Saturday, October 15, 2011

"The Last Orphan Leaf Of Naked Tree"

By posting the following poem, it is not my intention to take sides in the evergreen dogs versus cats contest.  (I have likely exposed my preferences in a previous post, although I am certainly fond of cats as well.)  Rather, I find the image in the first three lines to be both clever and seasonally apt.  (And I do think that it is a fine dog poem, unexpectedly coming from an eccentric poet who is probably best known for his obsession with death.)

                                    Howard Phipps, "Shepherd's Walk"

     Sonnet: To Tartar, a Terrier Beauty

Snow-drop of dogs, with ear of brownest dye,
Like the last orphan leaf of naked tree
Which shudders in bleak autumn; though by thee,
Of hearing careless and untutored eye,
Not understood articulate speech of men,
Nor marked the artificial mind of books,
-- The mortal's voice eternized by the pen, --
Yet hast thou thought and language all unknown
To Babel's scholars; oft intensest looks,
Long scrutiny o'er some dark-veined stone
Dost thou bestow, learning dead mysteries
Of the world's birth-day, oft in eager tone
With quick-tailed fellows bandiest prompt replies,
Solicitudes canine, four-footed amities.

Thomas Lovell Beddoes (1803-1849), Poems (1851).

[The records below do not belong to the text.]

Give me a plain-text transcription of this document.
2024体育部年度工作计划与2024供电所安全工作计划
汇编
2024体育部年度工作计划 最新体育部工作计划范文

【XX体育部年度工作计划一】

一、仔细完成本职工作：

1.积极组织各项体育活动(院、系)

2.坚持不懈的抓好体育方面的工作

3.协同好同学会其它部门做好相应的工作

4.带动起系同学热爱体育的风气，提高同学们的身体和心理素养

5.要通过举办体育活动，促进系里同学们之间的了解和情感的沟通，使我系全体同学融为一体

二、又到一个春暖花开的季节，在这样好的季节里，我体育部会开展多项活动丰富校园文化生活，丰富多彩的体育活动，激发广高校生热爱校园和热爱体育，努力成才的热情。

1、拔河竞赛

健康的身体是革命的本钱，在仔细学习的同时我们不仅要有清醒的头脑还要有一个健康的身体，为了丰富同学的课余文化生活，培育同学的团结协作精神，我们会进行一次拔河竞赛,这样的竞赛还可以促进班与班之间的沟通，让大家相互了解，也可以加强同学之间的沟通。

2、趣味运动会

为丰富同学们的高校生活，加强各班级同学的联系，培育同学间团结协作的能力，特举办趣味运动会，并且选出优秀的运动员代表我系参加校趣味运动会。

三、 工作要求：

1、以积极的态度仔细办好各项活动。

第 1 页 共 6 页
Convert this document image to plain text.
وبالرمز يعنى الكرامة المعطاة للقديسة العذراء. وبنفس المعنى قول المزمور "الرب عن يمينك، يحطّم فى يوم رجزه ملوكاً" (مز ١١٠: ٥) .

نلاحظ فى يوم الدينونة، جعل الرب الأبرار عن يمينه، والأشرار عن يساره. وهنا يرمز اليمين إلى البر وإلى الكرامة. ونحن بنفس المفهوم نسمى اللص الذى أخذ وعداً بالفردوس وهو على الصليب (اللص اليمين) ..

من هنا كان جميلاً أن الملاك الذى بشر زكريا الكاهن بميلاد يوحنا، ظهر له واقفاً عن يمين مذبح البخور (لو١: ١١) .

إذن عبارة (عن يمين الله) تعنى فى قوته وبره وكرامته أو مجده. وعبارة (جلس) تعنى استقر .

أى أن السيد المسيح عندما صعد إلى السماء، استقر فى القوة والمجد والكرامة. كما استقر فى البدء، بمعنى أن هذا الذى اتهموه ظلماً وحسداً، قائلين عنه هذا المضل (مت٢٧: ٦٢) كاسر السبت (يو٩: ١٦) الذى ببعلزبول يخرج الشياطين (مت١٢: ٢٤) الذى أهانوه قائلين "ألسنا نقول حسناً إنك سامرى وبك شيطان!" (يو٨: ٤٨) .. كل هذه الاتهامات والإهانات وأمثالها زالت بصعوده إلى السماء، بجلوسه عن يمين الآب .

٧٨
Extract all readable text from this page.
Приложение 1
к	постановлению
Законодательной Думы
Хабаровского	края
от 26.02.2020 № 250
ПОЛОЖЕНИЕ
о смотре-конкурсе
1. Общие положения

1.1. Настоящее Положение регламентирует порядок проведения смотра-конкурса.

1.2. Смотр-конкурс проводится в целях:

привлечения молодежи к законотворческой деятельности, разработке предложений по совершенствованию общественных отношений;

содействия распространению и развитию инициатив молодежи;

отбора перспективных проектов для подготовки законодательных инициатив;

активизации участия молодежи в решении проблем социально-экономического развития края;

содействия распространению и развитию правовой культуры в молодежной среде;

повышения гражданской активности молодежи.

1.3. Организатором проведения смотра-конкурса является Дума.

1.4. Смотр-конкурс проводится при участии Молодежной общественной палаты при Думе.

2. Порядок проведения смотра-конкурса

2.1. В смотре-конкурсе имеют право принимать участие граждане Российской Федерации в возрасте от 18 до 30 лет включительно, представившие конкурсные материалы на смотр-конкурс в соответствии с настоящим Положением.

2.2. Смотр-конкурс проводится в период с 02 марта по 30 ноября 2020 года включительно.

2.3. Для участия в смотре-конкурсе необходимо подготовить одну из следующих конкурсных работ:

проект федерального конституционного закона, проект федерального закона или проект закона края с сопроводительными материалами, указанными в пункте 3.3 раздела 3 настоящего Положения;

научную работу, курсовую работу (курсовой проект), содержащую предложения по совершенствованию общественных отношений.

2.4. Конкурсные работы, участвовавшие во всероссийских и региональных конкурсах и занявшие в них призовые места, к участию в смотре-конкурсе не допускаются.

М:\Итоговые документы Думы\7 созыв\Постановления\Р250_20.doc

                                 Tirzah Garwood, "The Dog Show" (1930)

2 comments:

Julie Whitmore Pottery said...

Oh I like Beddoes so much! And I've never read this. I have to smile at your apologetic tone about cats vs. dogs. Sounds just like me......
j

Stephen Pentz said...

Julie: I confess that I am not very familiar with Beddoes -- only a few poems that I have come across in anthologies. I vaguely remember a strange one about a crocodile, which I'll have to track down again. But when I came across the dog sonnet I was surprised: it didn't seem like the Beddoes I thought I knew.

As to dogs and cats: well, I do like cats. But . . .

As always, thank you for stopping by.